La produzione ad alta densità, o high gravity brewing, consiste nell’utilizzare mosti con concentrazioni di zuccheri superiori a quelle che si intendono ottenere nel prodotto finito. Successivamente, la birra viene diluita con acqua, tipicamente prima della filtrazione o dell’imbottigliamento. Questa pratica offre vantaggi economici e logistici innegabili .

Aumentando la densità del mosto, lo stesso impianto produce una quantità maggiore di birra equivalente. Si riducono i consumi energetici per litro prodotto, si ottimizza l’uso dei fermentatori e si aumenta la capacità produttiva complessiva senza investire in nuove infrastrutture. Per birrifici artigianali in crescita, rappresenta una leva strategica per incrementare la produzione.

Le sfide, però, sono altrettanto rilevanti. Un mosto ad alta densità esercita una pressione osmotica maggiore sulle cellule di lievito.
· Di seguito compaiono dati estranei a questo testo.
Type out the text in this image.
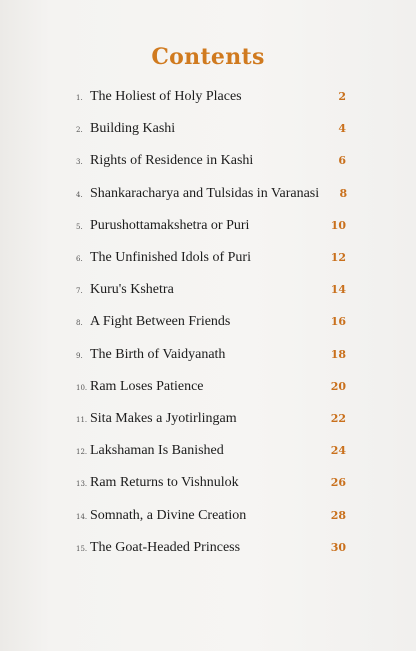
Contents
1. The Holiest of Holy Places	2
2. Building Kashi	4
3. Rights of Residence in Kashi	6
4. Shankaracharya and Tulsidas in Varanasi	8
5. Purushottamakshetra or Puri	10
6. The Unfinished Idols of Puri	12
7. Kuru's Kshetra	14
8. A Fight Between Friends	16
9. The Birth of Vaidyanath	18
10. Ram Loses Patience	20
11. Sita Makes a Jyotirlingam	22
12. Lakshaman Is Banished	24
13. Ram Returns to Vishnulok	26
14. Somnath, a Divine Creation	28
15. The Goat-Headed Princess	30
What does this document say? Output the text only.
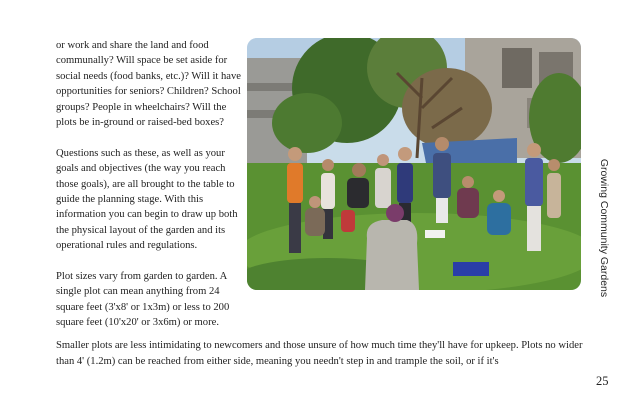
or work and share the land and food communally? Will space be set aside for social needs (food banks, etc.)? Will it have opportunities for seniors? Children? School groups? People in wheelchairs? Will the plots be in-ground or raised-bed boxes?

Questions such as these, as well as your goals and objectives (the way you reach those goals), are all brought to the table to guide the planning stage. With this information you can begin to draw up both the physical layout of the garden and its operational rules and regulations.

Plot sizes vary from garden to garden. A single plot can mean anything from 24 square feet (3'x8' or 1x3m) or less to 200 square feet (10'x20' or 3x6m) or more.

Smaller plots are less intimidating to newcomers and those unsure of how much time they'll have for upkeep. Plots no wider than 4' (1.2m) can be reached from either side, meaning you needn't step in and trample the soil, or if it's
Growing Community Gardens
25
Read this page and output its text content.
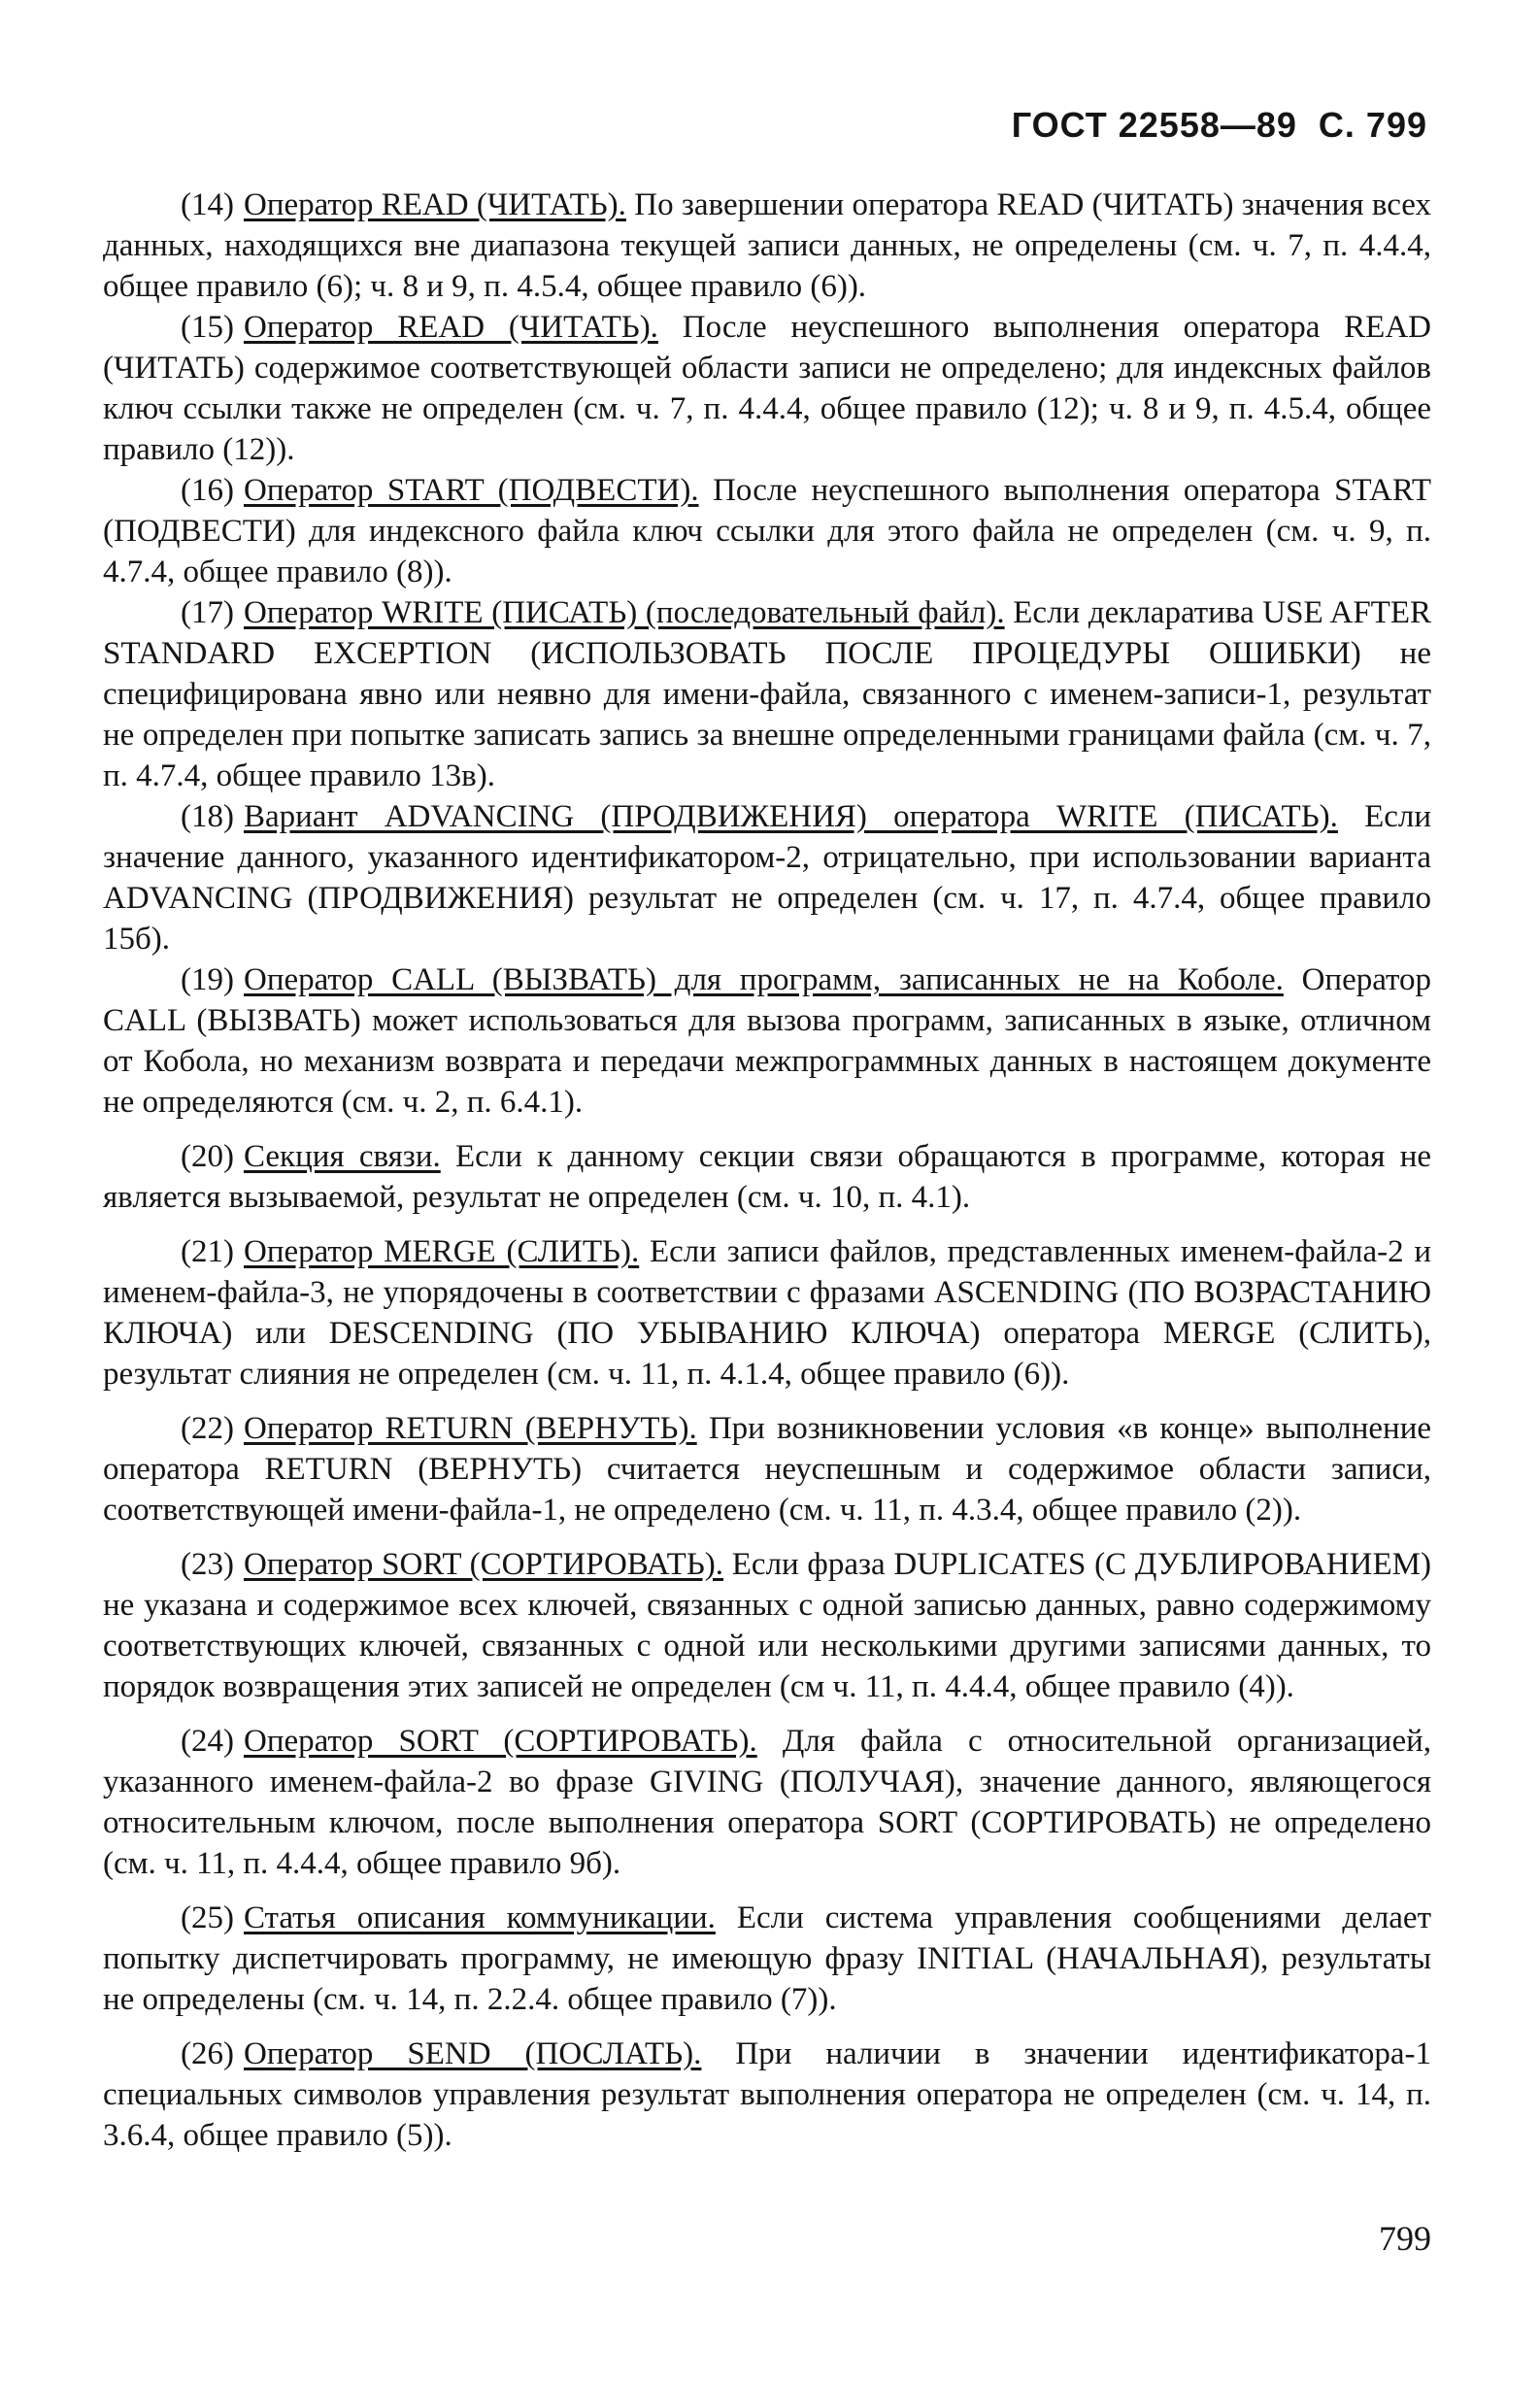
ГОСТ 22558—89 С. 799

(14) Оператор READ (ЧИТАТЬ). По завершении оператора READ (ЧИТАТЬ) значения всех данных, находящихся вне диапазона текущей записи данных, не определены (см. ч. 7, п. 4.4.4, общее правило (6); ч. 8 и 9, п. 4.5.4, общее правило (6)).

(15) Оператор READ (ЧИТАТЬ). После неуспешного выполнения оператора READ (ЧИТАТЬ) содержимое соответствующей области записи не определено; для индексных файлов ключ ссылки также не определен (см. ч. 7, п. 4.4.4, общее правило (12); ч. 8 и 9, п. 4.5.4, общее правило (12)).

(16) Оператор START (ПОДВЕСТИ). После неуспешного выполнения оператора START (ПОДВЕСТИ) для индексного файла ключ ссылки для этого файла не определен (см. ч. 9, п. 4.7.4, общее правило (8)).

(17) Оператор WRITE (ПИСАТЬ) (последовательный файл). Если декларатива USE AFTER STANDARD EXCEPTION (ИСПОЛЬЗОВАТЬ ПОСЛЕ ПРОЦЕДУРЫ ОШИБКИ) не специфицирована явно или неявно для имени-файла, связанного с именем-записи-1, результат не определен при попытке записать запись за внешне определенными границами файла (см. ч. 7, п. 4.7.4, общее правило 13в).

(18) Вариант ADVANCING (ПРОДВИЖЕНИЯ) оператора WRITE (ПИСАТЬ). Если значение данного, указанного идентификатором-2, отрицательно, при использовании варианта ADVANCING (ПРОДВИЖЕНИЯ) результат не определен (см. ч. 17, п. 4.7.4, общее правило 15б).

(19) Оператор CALL (ВЫЗВАТЬ) для программ, записанных не на Коболе. Оператор CALL (ВЫЗВАТЬ) может использоваться для вызова программ, записанных в языке, отличном от Кобола, но механизм возврата и передачи межпрограммных данных в настоящем документе не определяются (см. ч. 2, п. 6.4.1).

(20) Секция связи. Если к данному секции связи обращаются в программе, которая не является вызываемой, результат не определен (см. ч. 10, п. 4.1).

(21) Оператор MERGE (СЛИТЬ). Если записи файлов, представленных именем-файла-2 и именем-файла-3, не упорядочены в соответствии с фразами ASCENDING (ПО ВОЗРАСТАНИЮ КЛЮЧА) или DESCENDING (ПО УБЫВАНИЮ КЛЮЧА) оператора MERGE (СЛИТЬ), результат слияния не определен (см. ч. 11, п. 4.1.4, общее правило (6)).

(22) Оператор RETURN (ВЕРНУТЬ). При возникновении условия «в конце» выполнение оператора RETURN (ВЕРНУТЬ) считается неуспешным и содержимое области записи, соответствующей имени-файла-1, не определено (см. ч. 11, п. 4.3.4, общее правило (2)).

(23) Оператор SORT (СОРТИРОВАТЬ). Если фраза DUPLICATES (С ДУБЛИРОВАНИЕМ) не указана и содержимое всех ключей, связанных с одной записью данных, равно содержимому соответствующих ключей, связанных с одной или несколькими другими записями данных, то порядок возвращения этих записей не определен (см ч. 11, п. 4.4.4, общее правило (4)).

(24) Оператор SORT (СОРТИРОВАТЬ). Для файла с относительной организацией, указанного именем-файла-2 во фразе GIVING (ПОЛУЧАЯ), значение данного, являющегося относительным ключом, после выполнения оператора SORT (СОРТИРОВАТЬ) не определено (см. ч. 11, п. 4.4.4, общее правило 9б).

(25) Статья описания коммуникации. Если система управления сообщениями делает попытку диспетчировать программу, не имеющую фразу INITIAL (НАЧАЛЬНАЯ), результаты не определены (см. ч. 14, п. 2.2.4. общее правило (7)).

(26) Оператор SEND (ПОСЛАТЬ). При наличии в значении идентификатора-1 специальных символов управления результат выполнения оператора не определен (см. ч. 14, п. 3.6.4, общее правило (5)).

799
L’etanolo prodotto raggiunge concentrazioni più elevate, diventando tossico per il lievito stesso e inibendo la fermentazione. La composizione del mosto cambia: il rapporto zuccheri/nutrienti può diventare sfavorevole, con esaurimento precoce dell’azoto assimilabile (FAN). Questo porta a fermentazioni lente, incomplete, e alla produzione di off-flavor come esteri in eccesso, alcoli superiori o acetaldeide.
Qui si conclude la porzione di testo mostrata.